Database configuration options break down into two groups, with a minor difference:
· Options configured by the ALTER DATABASE SCOPED CONFIGURATION syntax in T-SQL
· Options configured by the ALTER DATABASE syntax in T-SQL
Describe intelligent query processing
IQP features break down into a few families of features:
· Adaptive Query Processing
§ Adaptive Joins — the database engine defers choice of join between hash and nested loops based in the number of rows going into the join. Adaptive joins currently only work in batch execution mode.
§ Interleaved Execution — Currently this feature supports multi-statement table-valued functions (MSTVF). Prior to SQL Server 2017, MSTVFs used a fixed row estimate of either one or 100 rows, depending on the version SQL Server. This estimate could lead to suboptimal query plans if the function returned many more rows. With interleaved execution, an actual row count is generated from the MSTVF before the rest of the plan is compiled.
§ Memory Grant Feedback — SQL Server generates a memory grant in the initial plan of the query, based on row count estimates from statistics. Severe data skew could lead to either over- or under-estimates of row counts, which can cause over-grants of memory that decrease concurrency, or under-grants, which can cause the query to spill data to tempdb. With Memory Grant Feedback, SQL Server detects these conditions and decreases or increases the amount of memory granted to the query to either avoid the spill or overallocation.
· Table Variable Deferred Compilation
· Batch Mode on Rowstore
· Scalar UDF Inlining
· Approximate Query Processing
§ This function guarantees a 2% error rate with a 97% confidence interval
Describe query store in Azure Database for MySQL and PostgreSQL
One of the value-added features in Azure Database for MySQL and PostgreSQL is an implementation of the Query Store in each database.
While a slightly different implementation of the feature than in Azure SQL, the Query Store offers insightful actionable performance information to the DBA.
Describe performance-related maintenance tasks in SQL Server
Maintain indexes
Rebuild and reorganize
Index fragmentation occurs when logical ordering within index pages does not match the physical ordering
The common guidance for index maintenance is:
· >5% but ❤0% Reorganize the index
· >30% Rebuild the index
Maintain statistics
Statistics are stored in the user database as binary large objects (blobs).
These blobs contain statistical information about the distribution of data values in one or more columns of a table or indexed view.
The query optimizer uses column and index statistics in order to determine cardinality, which is the number of rows a query is expected to return.
SELECT sp.stats_id,
name,
last_updated,
rows,
rows_sampled
FROM sys.stats
CROSS APPLY sys.dm_db_stats_properties(object_id, stats_id) AS sp
WHERE user_created = 1
Describe automatic tuning
Automatic tuning features
SQL Server 2017 introduced a feature called automatic tuning.
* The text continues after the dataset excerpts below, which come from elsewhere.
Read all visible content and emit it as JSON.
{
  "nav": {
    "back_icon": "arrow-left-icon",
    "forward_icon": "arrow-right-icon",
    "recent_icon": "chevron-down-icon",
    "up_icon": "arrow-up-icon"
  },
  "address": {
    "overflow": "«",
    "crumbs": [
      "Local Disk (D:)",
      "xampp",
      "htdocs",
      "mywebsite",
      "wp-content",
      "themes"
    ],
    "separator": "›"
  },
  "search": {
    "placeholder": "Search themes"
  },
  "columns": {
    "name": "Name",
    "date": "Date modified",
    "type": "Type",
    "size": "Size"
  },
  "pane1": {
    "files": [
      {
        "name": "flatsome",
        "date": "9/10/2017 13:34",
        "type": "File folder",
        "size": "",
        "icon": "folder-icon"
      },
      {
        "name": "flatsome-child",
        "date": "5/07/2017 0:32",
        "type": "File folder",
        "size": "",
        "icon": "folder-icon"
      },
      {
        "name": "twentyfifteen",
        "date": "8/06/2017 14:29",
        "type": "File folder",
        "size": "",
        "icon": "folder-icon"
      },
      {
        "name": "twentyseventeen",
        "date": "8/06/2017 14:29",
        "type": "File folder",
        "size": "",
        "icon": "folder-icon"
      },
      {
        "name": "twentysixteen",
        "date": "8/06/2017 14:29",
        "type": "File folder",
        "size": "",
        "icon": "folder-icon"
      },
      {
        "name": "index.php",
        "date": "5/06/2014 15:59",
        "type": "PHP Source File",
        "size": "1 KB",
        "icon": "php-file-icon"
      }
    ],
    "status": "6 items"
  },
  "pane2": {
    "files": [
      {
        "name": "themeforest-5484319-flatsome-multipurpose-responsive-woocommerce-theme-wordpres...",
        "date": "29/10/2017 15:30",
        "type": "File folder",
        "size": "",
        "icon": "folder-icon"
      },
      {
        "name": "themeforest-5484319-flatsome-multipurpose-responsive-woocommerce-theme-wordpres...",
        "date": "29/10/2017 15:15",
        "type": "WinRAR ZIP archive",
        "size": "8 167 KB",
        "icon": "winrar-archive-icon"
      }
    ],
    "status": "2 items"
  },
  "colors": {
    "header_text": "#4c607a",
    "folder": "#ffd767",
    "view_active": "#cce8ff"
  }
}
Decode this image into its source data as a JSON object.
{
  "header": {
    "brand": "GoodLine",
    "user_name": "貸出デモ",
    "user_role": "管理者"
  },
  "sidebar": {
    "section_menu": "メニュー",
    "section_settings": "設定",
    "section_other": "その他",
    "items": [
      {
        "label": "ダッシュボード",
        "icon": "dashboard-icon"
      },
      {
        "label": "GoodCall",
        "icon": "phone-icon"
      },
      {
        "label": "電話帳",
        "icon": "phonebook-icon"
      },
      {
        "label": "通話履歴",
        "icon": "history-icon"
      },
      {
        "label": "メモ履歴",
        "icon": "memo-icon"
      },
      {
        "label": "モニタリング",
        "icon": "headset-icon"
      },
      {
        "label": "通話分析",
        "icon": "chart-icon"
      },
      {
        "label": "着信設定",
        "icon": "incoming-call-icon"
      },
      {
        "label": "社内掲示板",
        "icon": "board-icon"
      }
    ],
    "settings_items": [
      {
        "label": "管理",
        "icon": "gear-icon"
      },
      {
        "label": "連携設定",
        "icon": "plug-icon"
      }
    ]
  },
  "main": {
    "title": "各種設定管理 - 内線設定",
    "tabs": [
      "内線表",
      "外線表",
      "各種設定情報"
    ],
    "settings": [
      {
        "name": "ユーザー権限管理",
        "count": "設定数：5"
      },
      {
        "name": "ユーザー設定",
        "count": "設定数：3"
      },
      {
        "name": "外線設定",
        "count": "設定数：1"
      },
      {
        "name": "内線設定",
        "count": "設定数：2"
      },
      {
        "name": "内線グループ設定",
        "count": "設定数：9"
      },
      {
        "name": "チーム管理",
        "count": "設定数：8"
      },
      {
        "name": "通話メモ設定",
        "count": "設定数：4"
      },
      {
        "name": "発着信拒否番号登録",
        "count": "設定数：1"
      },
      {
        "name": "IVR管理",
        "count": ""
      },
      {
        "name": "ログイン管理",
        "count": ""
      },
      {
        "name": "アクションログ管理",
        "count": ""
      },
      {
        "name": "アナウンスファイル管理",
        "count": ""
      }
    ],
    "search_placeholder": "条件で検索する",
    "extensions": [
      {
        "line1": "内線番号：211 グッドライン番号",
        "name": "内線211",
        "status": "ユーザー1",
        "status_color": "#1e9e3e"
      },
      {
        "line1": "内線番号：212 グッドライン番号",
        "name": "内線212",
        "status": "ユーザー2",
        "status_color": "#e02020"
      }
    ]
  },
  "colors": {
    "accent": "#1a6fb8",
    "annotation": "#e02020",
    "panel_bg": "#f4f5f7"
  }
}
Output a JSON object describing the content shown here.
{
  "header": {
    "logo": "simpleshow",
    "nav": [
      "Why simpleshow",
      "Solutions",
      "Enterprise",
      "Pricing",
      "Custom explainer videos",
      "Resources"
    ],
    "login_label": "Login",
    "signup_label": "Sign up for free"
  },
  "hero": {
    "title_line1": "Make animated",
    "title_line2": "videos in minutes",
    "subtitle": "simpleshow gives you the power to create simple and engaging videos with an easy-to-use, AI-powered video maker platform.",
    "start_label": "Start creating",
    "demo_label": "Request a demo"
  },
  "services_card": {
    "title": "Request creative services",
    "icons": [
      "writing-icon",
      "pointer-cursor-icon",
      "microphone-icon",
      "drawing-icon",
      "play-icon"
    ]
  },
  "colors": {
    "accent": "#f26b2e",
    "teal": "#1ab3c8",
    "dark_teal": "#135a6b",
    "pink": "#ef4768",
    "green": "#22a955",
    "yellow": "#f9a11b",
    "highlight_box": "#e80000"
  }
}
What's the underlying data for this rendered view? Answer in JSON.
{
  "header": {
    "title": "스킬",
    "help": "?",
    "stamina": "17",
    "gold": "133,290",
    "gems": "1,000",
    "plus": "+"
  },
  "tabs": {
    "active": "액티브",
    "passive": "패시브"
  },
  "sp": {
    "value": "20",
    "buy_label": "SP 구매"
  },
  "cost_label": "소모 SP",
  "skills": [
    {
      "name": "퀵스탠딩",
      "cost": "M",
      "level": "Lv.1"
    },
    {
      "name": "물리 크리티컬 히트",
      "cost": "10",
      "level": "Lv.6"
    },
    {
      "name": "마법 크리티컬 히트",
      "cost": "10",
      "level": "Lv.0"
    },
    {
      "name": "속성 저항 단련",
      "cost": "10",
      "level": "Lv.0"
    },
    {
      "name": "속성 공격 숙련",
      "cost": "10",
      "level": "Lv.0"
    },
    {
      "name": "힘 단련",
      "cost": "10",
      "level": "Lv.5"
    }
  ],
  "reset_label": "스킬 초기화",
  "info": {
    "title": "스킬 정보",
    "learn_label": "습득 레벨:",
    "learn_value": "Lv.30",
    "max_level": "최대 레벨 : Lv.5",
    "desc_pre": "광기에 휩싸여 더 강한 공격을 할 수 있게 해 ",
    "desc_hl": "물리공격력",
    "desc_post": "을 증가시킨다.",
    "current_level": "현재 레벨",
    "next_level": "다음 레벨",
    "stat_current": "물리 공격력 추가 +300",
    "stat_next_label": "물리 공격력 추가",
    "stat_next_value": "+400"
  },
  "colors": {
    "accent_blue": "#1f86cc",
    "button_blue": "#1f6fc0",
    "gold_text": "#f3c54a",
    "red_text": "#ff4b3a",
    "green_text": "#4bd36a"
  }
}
Automatic tuning allows for the gathering and applying machine learning against performance metrics to provide suggested improvements or even allow for self-correction.
Automatic tuning, whether on-premises or in the cloud, allows you to identify issues caused by query execution plan regression.
Additionally, in Azure SQL Database you have the option to further improve query performance by index tuning.
Azure SQL Database automatic tuning can identify indexes that should be added or even removed from the database to enhance query performance.
If the forced plan does not perform better than the previous plan, it will be subsequently unforced and force a new plan to be compiled.
If the forced plan continues to outperform the previously bad plan, it will remain forced until such time as a recompile occurs.